Cette dimension est formulée très explicitement dans une scène où la professeure de français (Carole Franck) explique les enjeux de Marivaux : malgré l’échange des rôles entre maîtres et valets, les personnages finissent par se reconnaître et par se retrouver entre membres de la même classe sociale. Autrement dit, il y a des déterminismes plus profonds que le simple costume : des manières d’être, des réflexes, une culture incorporée, qui trahissent l’origine sociale. Le film transpose directement cette idée dans son récit contemporain, et Krimo en devient une illustration : il veut se déplacer (vers Lydia, vers la scène, vers une autre position), mais il n’a ni les codes ni les ressources symboliques pour tenir durablement ce déplacement. Cette impossibilité trouve une expression très forte dans deux scènes, toutes deux situées vers la fin du film : la première, lors de l’interpellation policière, où, tandis que tout le monde extériorise verbalement (d’une manière ou d’une autre) ses mécontentements ou son ressenti, lui reste muet ; la seconde, dans la scène finale de la représentation, où on le voit seul, observant la pièce depuis l’extérieur du bâtiment, comme si l’espace de la scène — et ce qu’il représente en termes de légitimité — restait un monde auquel il ne peut pas accéder.
Sur le plan de la réalisation, le film est agréable à suivre.
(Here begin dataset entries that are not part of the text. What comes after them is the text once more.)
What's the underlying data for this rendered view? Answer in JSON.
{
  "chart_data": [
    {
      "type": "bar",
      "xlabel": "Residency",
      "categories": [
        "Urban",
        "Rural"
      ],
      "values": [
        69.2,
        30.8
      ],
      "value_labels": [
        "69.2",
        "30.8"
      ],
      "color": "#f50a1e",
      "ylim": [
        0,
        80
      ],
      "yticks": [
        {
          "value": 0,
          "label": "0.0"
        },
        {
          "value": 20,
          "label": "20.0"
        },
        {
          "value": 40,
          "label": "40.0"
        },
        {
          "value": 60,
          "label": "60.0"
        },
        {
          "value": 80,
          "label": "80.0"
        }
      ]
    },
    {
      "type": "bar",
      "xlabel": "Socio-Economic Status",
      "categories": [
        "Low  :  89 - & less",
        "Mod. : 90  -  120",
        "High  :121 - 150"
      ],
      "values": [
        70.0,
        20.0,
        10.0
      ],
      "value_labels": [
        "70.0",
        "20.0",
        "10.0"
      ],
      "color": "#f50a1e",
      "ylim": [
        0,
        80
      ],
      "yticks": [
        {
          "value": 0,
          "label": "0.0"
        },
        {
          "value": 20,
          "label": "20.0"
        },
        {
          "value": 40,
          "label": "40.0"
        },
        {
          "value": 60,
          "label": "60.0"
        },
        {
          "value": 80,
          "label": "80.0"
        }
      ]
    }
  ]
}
La caméra, souvent très proche des corps et des visages, les dialogues longs et heurtés, l’absence quasi totale de musique extradiégétique, participent à une forme de réalisme exigeant. Kechiche s’intéresse moins à une intrigue qu’à des dynamiques (la première étant un prétexte pour parler des secondes) : circulation de la parole dans les scènes de groupe, micro-humiliations, tensions diffuses, et surtout l’échec répété de Krimo à dire — que ce soit ses sentiments ou son texte.
Pour autant, le film ne me laisse pas totalement à l’aise. J’ai été sensible à son ambiance, à la pertinence de son propos et à la manière dont il met en scène les déterminismes sociaux. Mais un doute persiste autour de Lydia. Le fait qu’elle soit blanche, tout en adoptant un langage très marqué « cité », produit une dissonance. Ce n’est pas forcément une critique ; c’est plutôt une interrogation sur l’intention : Kechiche cherchait-il à rendre son propos volontairement frontal, en s’appuyant sur une figure dont l’ancrage social paraît, par moments, difficile à croire ? Était-ce volontaire de sa part de créer ce trouble ?
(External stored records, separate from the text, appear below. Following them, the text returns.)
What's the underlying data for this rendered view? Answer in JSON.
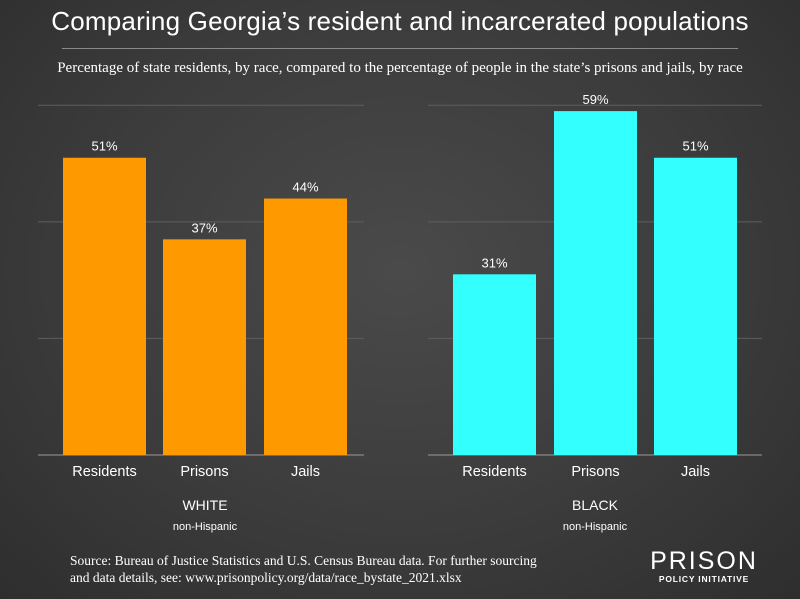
{
  "title": "Comparing Georgia’s resident and incarcerated populations",
  "subtitle": "Percentage of state residents, by race, compared to the percentage of people in the state’s prisons and jails, by race",
  "source": "Source: Bureau of Justice Statistics and U.S. Census Bureau data. For further sourcing and data details, see: www.prisonpolicy.org/data/race_bystate_2021.xlsx",
  "logo": {
    "top": "PRISON",
    "bottom": "POLICY INITIATIVE"
  },
  "colors": {
    "white_series": "#ff9900",
    "black_series": "#33ffff",
    "text": "#ffffff",
    "grid": "#5e5e5e"
  },
  "chart_data": [
    {
      "type": "bar",
      "group": "WHITE",
      "group_note": "non-Hispanic",
      "categories": [
        "Residents",
        "Prisons",
        "Jails"
      ],
      "values": [
        51,
        37,
        44
      ],
      "value_labels": [
        "51%",
        "37%",
        "44%"
      ],
      "ylim": [
        0,
        70
      ],
      "unit": "%"
    },
    {
      "type": "bar",
      "group": "BLACK",
      "group_note": "non-Hispanic",
      "categories": [
        "Residents",
        "Prisons",
        "Jails"
      ],
      "values": [
        31,
        59,
        51
      ],
      "value_labels": [
        "31%",
        "59%",
        "51%"
      ],
      "ylim": [
        0,
        70
      ],
      "unit": "%"
    }
  ]
}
Au final, L’Esquive apparaît comme un film sur ce qui empêche la rencontre de se produire réellement, même quand tout le monde est proche. Ici, la proximité spatiale (la cité, le collège, le groupe) ne garantit pas l’échange : les personnages se côtoient, parlent beaucoup, s’interrompent, se testent, se jugent, mais peinent à transformer cette parole en compréhension et en lien. Et Krimo, précisément, se heurte à cela : le désir est là, l’envie de bouger est là, mais la parole lui manque, ou arrive toujours trop tard, ou arrive sous la mauvaise forme. Derrière l’apprentissage de Marivaux, c’est surtout la persistance des frontières sociales qui se donne à voir, et la difficulté — parfois l’impossibilité — pour certains personnages de s’en extraire réellement.